Canada’s anti-spam law came into force on July 1, 2014. Everyone calls it “CASL” since its real name is an unwieldy 52 words long.
Proponents have touted CASL as a giant leap for economic efficiency in e-commerce by making spam illegal. And CASL does list the promotion of “efficiency” as its purpose. But contrary to the good results this efficiency may bring, CASL could have a decimating effect on charities. Here’s how.
Of all the prohibitions in CASL, the one most significant for charities is the prohibition on sending a so-called “commercial electronic message” (CEM) without the prior consent of the recipient. This includes all messages sent by text, sound, voice, or image to an email address, telephone account, and even instant messaging account. This is supposed to prevent spam.
Effectively, what is does is make all non-personal electronic messages illegal, unless you can find an exemption somewhere in the CASL or its regulations. This is the inverse of what sensible legislation does. Sensible laws target bad behaviour, not render all behaviours bad until proven good. Also, a single email sent to a single recipient can run afoul of the law because there is nothing in CASL saying that spam must have multiple recipients, multiple iterations, or the like.
The consequences of this prohibition will be particularly burdensome for charities. CASL contains no definition of “commercial”, instead defining a “commercial activity” as deeds performed with or without the expectation of profit — even though a dictionary will confirm that “commercial” is inherently tied to the expectation of profit. And as a result, we are left to ferret out for ourselves CASL’s idiosyncratic use of “commercial”.
This is an enormous source of confusion. Had CASL relied on the dictionary definition, charities could rest assured it does not apply to them since they are non-commercial by nature. And that would be a perfectly reasonable conclusion since CASL contains no definition of “commercial”. In fact, many charitable organizations have continued operations as normal, unaware that CASL has hung over them the sword of Damocles.
Simply put, CASL does apply to charities. During the government’s public consultations about CASL, some members of the charitable sector argued that compliance would be too onerous for small charities with limited resources. It complicates fundraising. It restricts how volunteers are contacted. It makes volunteer board member training more complex since each now needs to understand the ins and outs of CASL.

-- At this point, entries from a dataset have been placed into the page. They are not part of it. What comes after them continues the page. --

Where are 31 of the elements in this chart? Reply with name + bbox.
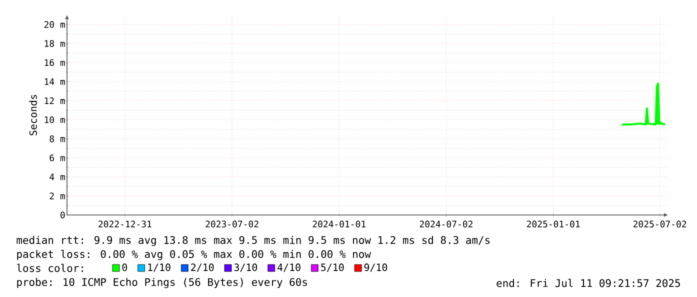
legend-label: 4/10	[278, 264, 300, 272]
y-tick-label: 20 m	[44, 21, 65, 28]
y-tick-label: 0	[60, 212, 65, 218]
x-tick-label: 2023-07-02	[206, 220, 258, 228]
y-tick-label: 10 m	[44, 116, 65, 124]
legend-label: 2/10	[191, 264, 214, 272]
x-tick-label: 2025-07-02	[634, 220, 686, 228]
y-axis-title: Seconds	[29, 94, 37, 136]
legend-title: loss color:	[17, 264, 83, 272]
legend-label: 3/10	[234, 264, 258, 272]
y-tick-label: 16 m	[44, 59, 65, 66]
text: end: Fri Jul 11 09:21:57 2025	[496, 278, 680, 288]
x-tick-label: 2025-01-01	[526, 220, 580, 228]
y-tick-label: 8 m	[50, 135, 65, 142]
line-series	[620, 82, 666, 126]
y-tick-label: 4 m	[50, 174, 65, 180]
text: median rtt: 9.9 ms avg 13.8 ms max 9.5 ms min 9.5 ms now 1.2 ms sd 8.3 am/s	[16, 236, 490, 246]
x-tick-label: 2022-12-31	[98, 220, 152, 228]
y-tick-label: 18 m	[44, 40, 65, 47]
text: packet loss: 0.00 % avg 0.05 % max 0.00 % min 0.00 % now	[17, 250, 371, 260]
x-tick-label: 2024-07-02	[420, 220, 472, 228]
y-tick-label: 2 m	[50, 192, 65, 200]
y-tick-label: 14 m	[44, 78, 65, 85]
legend-label: 1/10	[148, 264, 170, 272]
legend-label: 5/10	[321, 264, 344, 272]
x-tick-label: 2024-01-01	[312, 220, 366, 228]
legend-label: 0	[122, 264, 128, 272]
text: probe: 10 ICMP Echo Pings (56 Bytes) every 60s	[17, 278, 307, 288]
y-tick-label: 12 m	[44, 97, 65, 104]
y-tick-label: 6 m	[50, 154, 65, 162]
legend-label: 9/10	[364, 264, 388, 272]
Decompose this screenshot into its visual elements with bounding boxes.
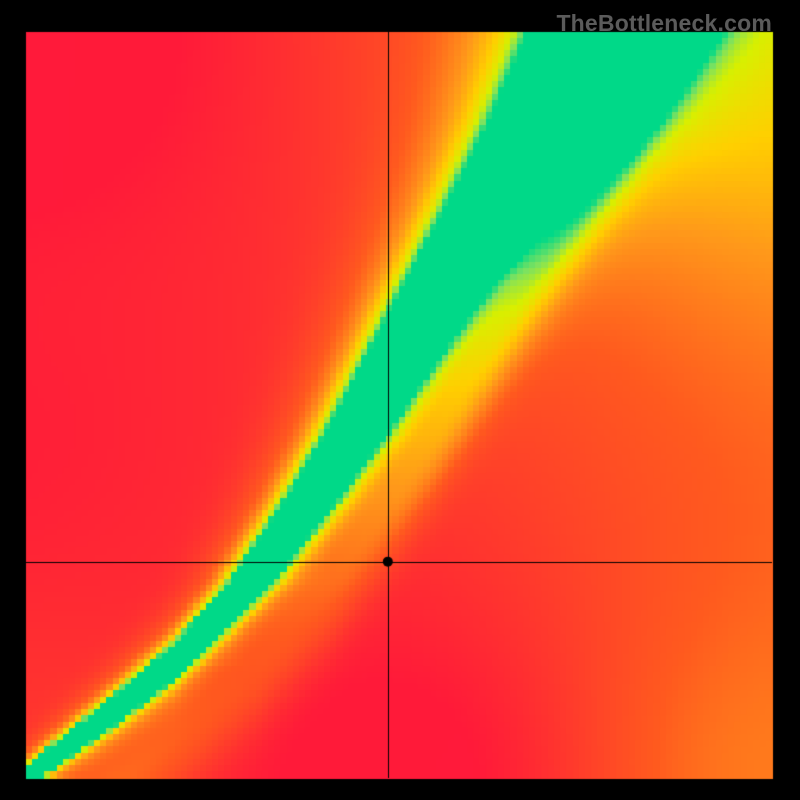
heatmap-canvas bbox=[0, 0, 800, 800]
watermark-text: TheBottleneck.com bbox=[556, 10, 772, 37]
chart-stage: TheBottleneck.com bbox=[0, 0, 800, 800]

The government responded by including a fundraising exemption specifically for charities (sorry, non-profits, you’re not included). As a result, when the primary purpose of a CEM is fundraising, a registered charity may send it without the prior consent of recipients. Note that since charities have been granted a limited exemption, the intention must be for the rest of CASL to apply to charities.
As it stands, the only other times that CASL permits charities to send CEMs is when recipients have previously provided explicit consent or have implicitly consented by volunteering or donating within the last two years. All other CEMs are illegal, unless another of CASL’s convoluted exemptions applies.
As someone who works in the charitable sector, I know that this will change the way that our work is done — and change it for the worse. Many of the electronic messages relied upon by charities will suddenly become illegal. Plus, with the possibility of a $10 million administrative monetary penalty for failure to comply, CASL will have a chilling effect on how charities contact the interested public by electronic means — this is the opposite of innovation.
Effectively, CASL interferes with the institutional property of charities by making it illegal for them to contact people on their own email distribution lists. This is devastating since these lists are often the result of years of labour and form a large part of the value of an organization. CASL also interferes with the ability of individuals to express themselves freely and to associate with others. And we are meant to believe that this interference will somehow promote efficiency in e-commerce? Not in the charitable sector — quite the opposite, in fact.
Why has the government done this? It’s difficult to believe that charities are so greatly impeding the efficiency of e-commerce in Canada that a law is necessary. So why punish them? Why should CASL interfere with otherwise legitimate charitable activities? Likely it’s just sloppy legislation.
What is most frustrating about this is that all the government needed to do was include a short provision exempting charities. It was just that simple. But then, common sense has never been the government’s forte.